A Simple Tool to Improve Child Nutrition

A persistent problem: insufficient food quantity

An enduring problem in improving young child feeding (YCF) is caregivers’ reluctance to increase the amount of food they feed their young children. Even when other practices improve, food quantity remains poor. Qualitative studies indicate that caregivers are often unaware of how much a child should eat.
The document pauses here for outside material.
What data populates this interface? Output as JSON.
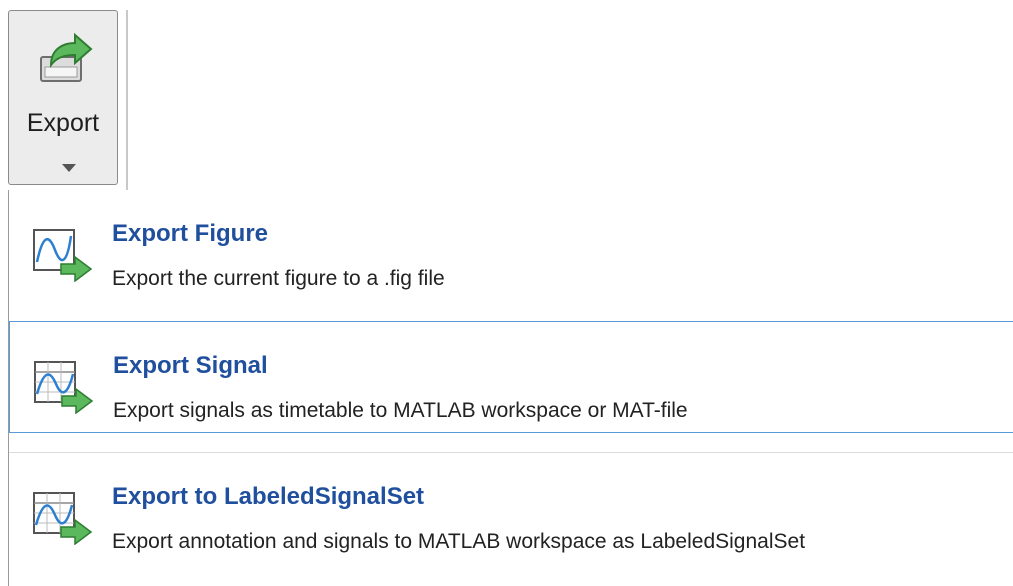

In response to this problem, The Manoff Group developed a specially marked child feeding bowl, featuring measurements denoting the appropriate amount of food for each age. This bowl was tested with caregivers in rural Bolivia through the PROCOSI Network Technical Assistance Project in June–July 2008 to measure behavior change in YCF practices. See the presentation on this work given at the 2009 Global Health Conference.


Mother with child holding bowl reporting to interviewer on young child feedingUsing TIPs to Test the Solution

The Manoff Group used its innovative research technique, Trials of Improved Practices (TIPs), to test the bowl’s effectiveness with 82 mothers of children 6–23 months in 15 communities.


Mothers were interviewed three times: The first interview identified current feeding practices to learn what issues would need to be addressed. In the second interview, the caregiver selected and agreed to try new recommended behaviors for about two weeks. The third interview assessed the trial period to learn what worked and what didn’t. Outcomes of each interview session were recorded.


Of the 82 mothers who participated in TIPs, 28 were offered the feeding bowl as a tool to improve their YCF practices, as their children often had the poorest food intakes. All of the caregivers who were offered the bowl for trial accepted. Other practices that were negotiated with caregivers included continued breastfeeding, improved food quality and quantity, and increased feeding frequency. Trial outcomes were tabulated and analyzed along with the content of the interviews.


Results: Beyond Improved Feeding

Mothers who used the feeding bowls were successful in improving YCF through increasing food quantity to the amount indicated by the bowl. Use of the bowl seemed to motivate other practices as well, such as feeding more frequently, separating the child’s food from the rest of the family’s food, and continued feeding during illness. Older children took ownership of their bowls and asked for food. 


The results illustrate the effectiveness of the child feeding bowl in facilitating mothers’ ability to improve their YCF practices. The feeding bowl technology is not unique to Bolivia: it has been introduced in Nicaragua and El Salvador with anecdotal reports of subsequent improved feeding. Given that this technology is simple, low-cost, and offers a solution to a persistent problem, it should become an invaluable tool for public health nutrition programs.